L'auto, ultima libertà
L'Italia è deragliata molto prima dei suoi treni. Meglio la gomma, individualista e senza divieti
Anch'io viaggiavo molto in treno. Poi ho scoperto che l'ultimo residuo di libertà è di chi sposta in auto. Niente stazioni grigie, niente raccolta differenziata e tutta la musica che voglio (senza cuffiette)
L’Italia è deragliata. Mica da ora. Anch’io viaggiavo molto in treno: in un’altra vita, in un’altra Italia. Era l’Italia monoetnica, qualcuno se la ricorderà (Lollobrigida senz’altro), l’Italia dei rapidi e delle littorine, delle carrozze fumatori e dei vagoni letto, delle stazioni con i gerani alle finestre, con le grandi biglietterie piene di bigliettai, con le sale d’aspetto monumentali e le panche di legno scuro come in chiesa, e le edicole coi giornali fragranti di carta e piombo, e le fontanelle sulle banchine. Prima seccarono i gerani, poi cominciarono gli sbarchi, i bivacchi nei piazzali, gli accattonaggi sui regionali, via via scomparvero le sale d’aspetto, le fontanelle, i giornali, e oggi uso il treno solo per andare in centro a Roma.

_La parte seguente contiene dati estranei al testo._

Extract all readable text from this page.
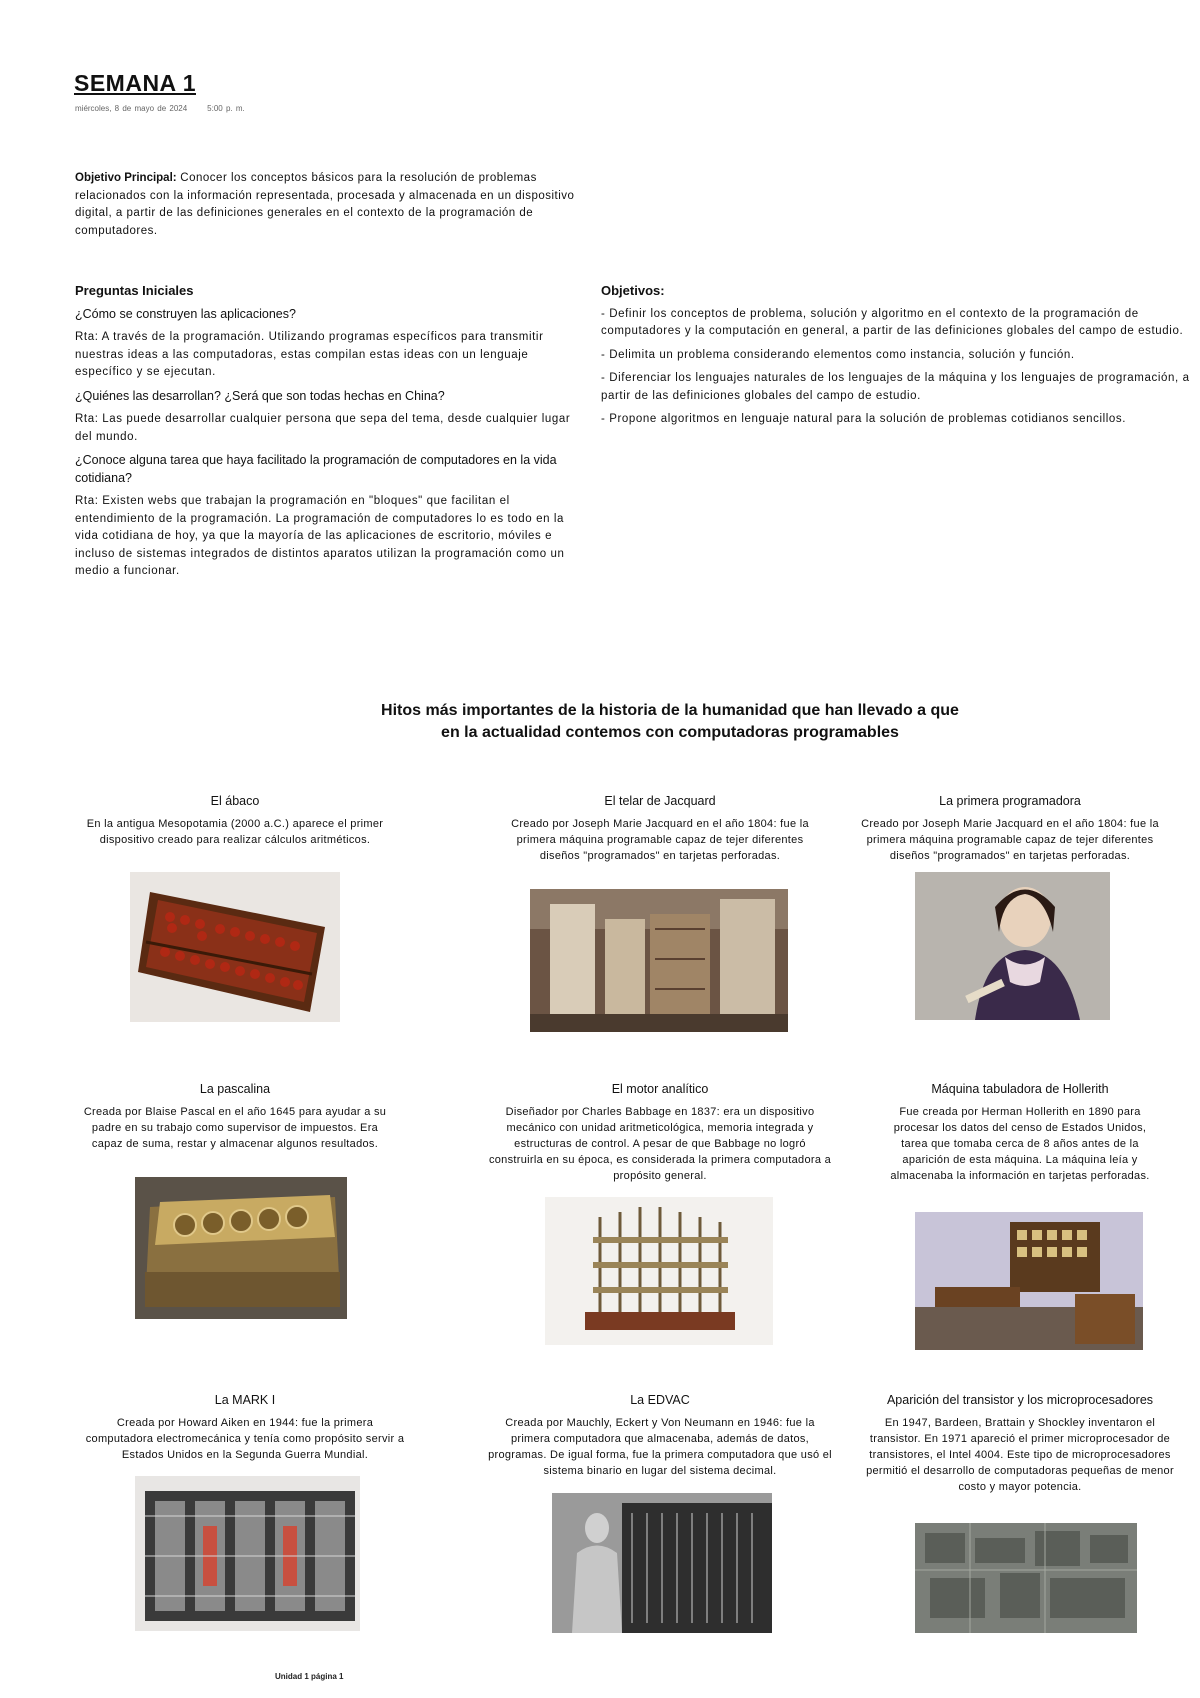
SEMANA 1
miércoles, 8 de mayo de 2024	5:00 p. m.
Objetivo Principal: Conocer los conceptos básicos para la resolución de problemas relacionados con la información representada, procesada y almacenada en un dispositivo digital, a partir de las definiciones generales en el contexto de la programación de computadores.
Preguntas Iniciales

¿Cómo se construyen las aplicaciones?

Rta: A través de la programación. Utilizando programas específicos para transmitir nuestras ideas a las computadoras, estas compilan estas ideas con un lenguaje específico y se ejecutan.

¿Quiénes las desarrollan? ¿Será que son todas hechas en China?

Rta: Las puede desarrollar cualquier persona que sepa del tema, desde cualquier lugar del mundo.

¿Conoce alguna tarea que haya facilitado la programación de computadores en la vida cotidiana?

Rta: Existen webs que trabajan la programación en "bloques" que facilitan el entendimiento de la programación. La programación de computadores lo es todo en la vida cotidiana de hoy, ya que la mayoría de las aplicaciones de escritorio, móviles e incluso de sistemas integrados de distintos aparatos utilizan la programación como un medio a funcionar.

Objetivos:

- Definir los conceptos de problema, solución y algoritmo en el contexto de la programación de computadores y la computación en general, a partir de las definiciones globales del campo de estudio.

- Delimita un problema considerando elementos como instancia, solución y función.

- Diferenciar los lenguajes naturales de los lenguajes de la máquina y los lenguajes de programación, a partir de las definiciones globales del campo de estudio.

- Propone algoritmos en lenguaje natural para la solución de problemas cotidianos sencillos.

Hitos más importantes de la historia de la humanidad que han llevado a que en la actualidad contemos con computadoras programables
El ábaco
En la antigua Mesopotamia (2000 a.C.) aparece el primer dispositivo creado para realizar cálculos aritméticos.
El telar de Jacquard
Creado por Joseph Marie Jacquard en el año 1804: fue la primera máquina programable capaz de tejer diferentes diseños "programados" en tarjetas perforadas.
La primera programadora
Creado por Joseph Marie Jacquard en el año 1804: fue la primera máquina programable capaz de tejer diferentes diseños "programados" en tarjetas perforadas.
La pascalina
Creada por Blaise Pascal en el año 1645 para ayudar a su padre en su trabajo como supervisor de impuestos. Era capaz de suma, restar y almacenar algunos resultados.
El motor analítico
Diseñador por Charles Babbage en 1837: era un dispositivo mecánico con unidad aritmeticológica, memoria integrada y estructuras de control. A pesar de que Babbage no logró construirla en su época, es considerada la primera computadora a propósito general.
Máquina tabuladora de Hollerith
Fue creada por Herman Hollerith en 1890 para procesar los datos del censo de Estados Unidos, tarea que tomaba cerca de 8 años antes de la aparición de esta máquina. La máquina leía y almacenaba la información en tarjetas perforadas.
La MARK I
Creada por Howard Aiken en 1944: fue la primera computadora electromecánica y tenía como propósito servir a Estados Unidos en la Segunda Guerra Mundial.
La EDVAC
Creada por Mauchly, Eckert y Von Neumann en 1946: fue la primera computadora que almacenaba, además de datos, programas. De igual forma, fue la primera computadora que usó el sistema binario en lugar del sistema decimal.
Aparición del transistor y los microprocesadores
En 1947, Bardeen, Brattain y Shockley inventaron el transistor. En 1971 apareció el primer microprocesador de transistores, el Intel 4004. Este tipo de microprocesadores permitió el desarrollo de computadoras pequeñas de menor costo y mayor potencia.
Unidad 1 página 1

Solo perché il traffico di Roma mi angoscia e in centro a Roma non sono capace di parcheggiare. Ogni volta me ne pento, anche in assenza di deragliamenti (comunque rari: sono un uomo d’onore e devo ammetterlo, ricordo più ritardi nell’Italia monoetnica che nella Babele odierna). A Parma hanno abolito le panchine, tocca leggere in piedi, appoggiati al palo, a Bologna hanno abolito l’orientamento, salire dall’alta velocità ai vecchi binari è un’odissea, da tanto i due livelli sono collegati male. E ovunque passeggeri mascherati, covidisti ostinati, e spesso sono giovani e mi prende la rabbia e mi assale lo sconforto: povera patria!
L’Italia è deragliata ma adesso viaggio molto su gomma, in macchina: da Nord a Sud, dal Piave al Po, dal Tirreno all’Adriatico. Sono il duca nel mio dominio, parafrasando Capote che magnificava Brando. Esagero? Per nulla: viaggio sulle ali dei miei sogni. Di grandezza e bellezza. Ascoltando molta musica, e senza auricolari infilati (scaletta di questi giorni: “’O DJ” di Liberato, l’ultimo Iggy Pop, “Life on Mars?” nella nuova versione di Brad Mehldau, “No reason” dei Chemical Brothers, “BC” di Alfa Mist, “Isadora” di Thurston Moore. Niente Suki Waterhouse perché è troppo bella, viene voglia di guardare il video e non si può).
L’Autosole è meravigliosa, l’Adriatica fino a Porto Sant’Elpidio idem. Le sei corsie mi esaltano e pure le quattro fra Termoli e Taranto, deserte, e fra Canosa e Nola, Palmanova e Udine, Piovene Rocchette e Rovigo… La ristorazione urbana è decaduta mentre in autostrada i cappuccini continuano a essere buoni e a volte buonissimi (no, niente pasti né panini, non esageriamo, resto pur sempre un buongustaio). La raccolta differenziata è stata imposta con la forza ovunque, la libertà è dopo il casello, in quelle oasi antiambientali che sono le aree di servizio dove buttare senza cernita nei cestini, come fossero ancora gli spensierati anni Novanta. “L’intera impresa della modernità può essere letta come un progetto volto a negare alla virilità ogni ruolo nella nostra società” ha scritto il filosofo Harvey Mansfield. La raccolta differenziata è infatti una castrazione collettiva: come fai a sentirti maschio se separi l’umido? In autostrada puoi ancora pensarti virile, detieni ancora il volante del comando. Col benessere psicologico che ne consegue.
Lo ha spiegato il filosofo Flavio Cuniberto: “L’attenzione che si concentra sulla guida dà piacere, il piacere di una potenza formidabile asservita ai gesti di una mano. Questa sensazione di potenza lucida, controllata, assomiglia a una presa di coca”. Leggo e già mi eccito. E’ per questo che il Leviatano odia il trasporto privato! Gli autovelox, il boicottaggio di benzina e diesel, le ztl dove si annidano gli elettori statalisti e genderisti hanno una funzione depressiva… L’Italia è deragliata ma io no, io sto accelerando.